Glossary
Mixture of experts
A sparse feed-forward layer that routes each token to a small subset of expert MLPs instead of one dense block.
What It Is
A mixture-of-experts (MoE) layer replaces the single dense feed-forward network in a transformer block with many parallel expert MLPs plus a router. For each token position, a gating network scores every expert and sends the hidden vector to only the top-k experts—often one or two. Each chosen expert runs the usual expand–activate–project recipe; their outputs are weighted and summed back into one updated vector.
Why It Matters
MoE increases total parameter count while keeping compute per token roughly flat, because only a few experts activate per step. That tradeoff matters when scaling language models: you can add capacity without multiplying FLOPs for every position. Capacity limits, load balancing, and routing noise also shape training stability, so recognizing MoE helps you read model cards that list expert counts and top-k routing.
Simple Example
Suppose a block has sixty-four expert MLPs but top-2 routing.
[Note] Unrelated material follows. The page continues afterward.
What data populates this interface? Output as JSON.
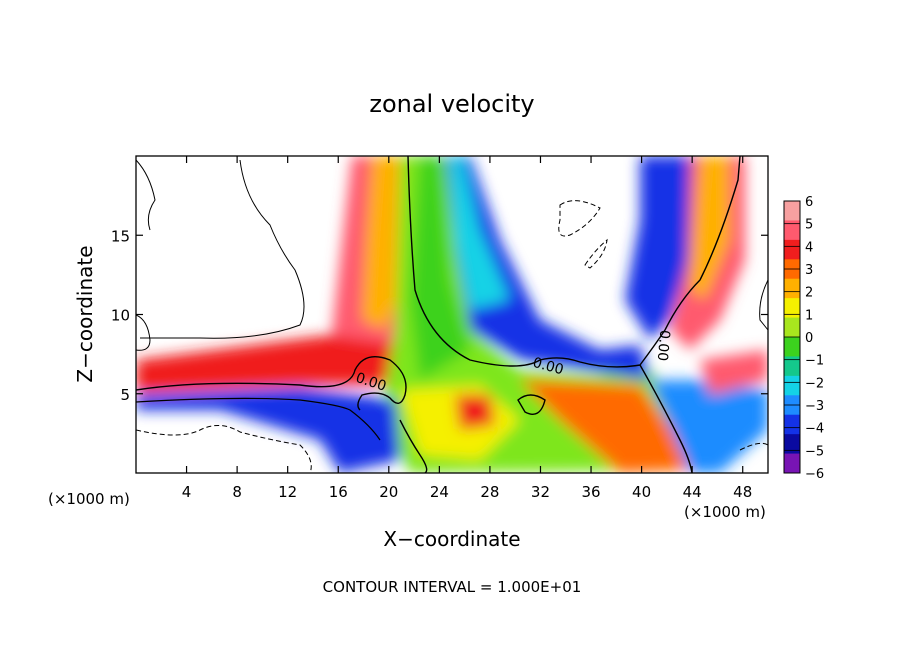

A token vector enters the router, which picks the two highest-scoring experts—say experts 7 and 41. Each expert applies its own two-layer MLP; the router weights blend their outputs into one vector that continues through normalization and the residual add. The next token in the batch may activate a completely different pair.
Common Confusions
MoE is not a model ensemble: ensembles combine separate full models at inference, while MoE keeps one shared stack and only sparsely activates internal experts. MoE is also not the same as a dense FFN—both sit after attention in the block, but dense FFN runs one MLP for every token whereas MoE selects a small subset. Finally, total expert parameters are not all used on every forward pass; active compute tracks top-k, not the full expert pool.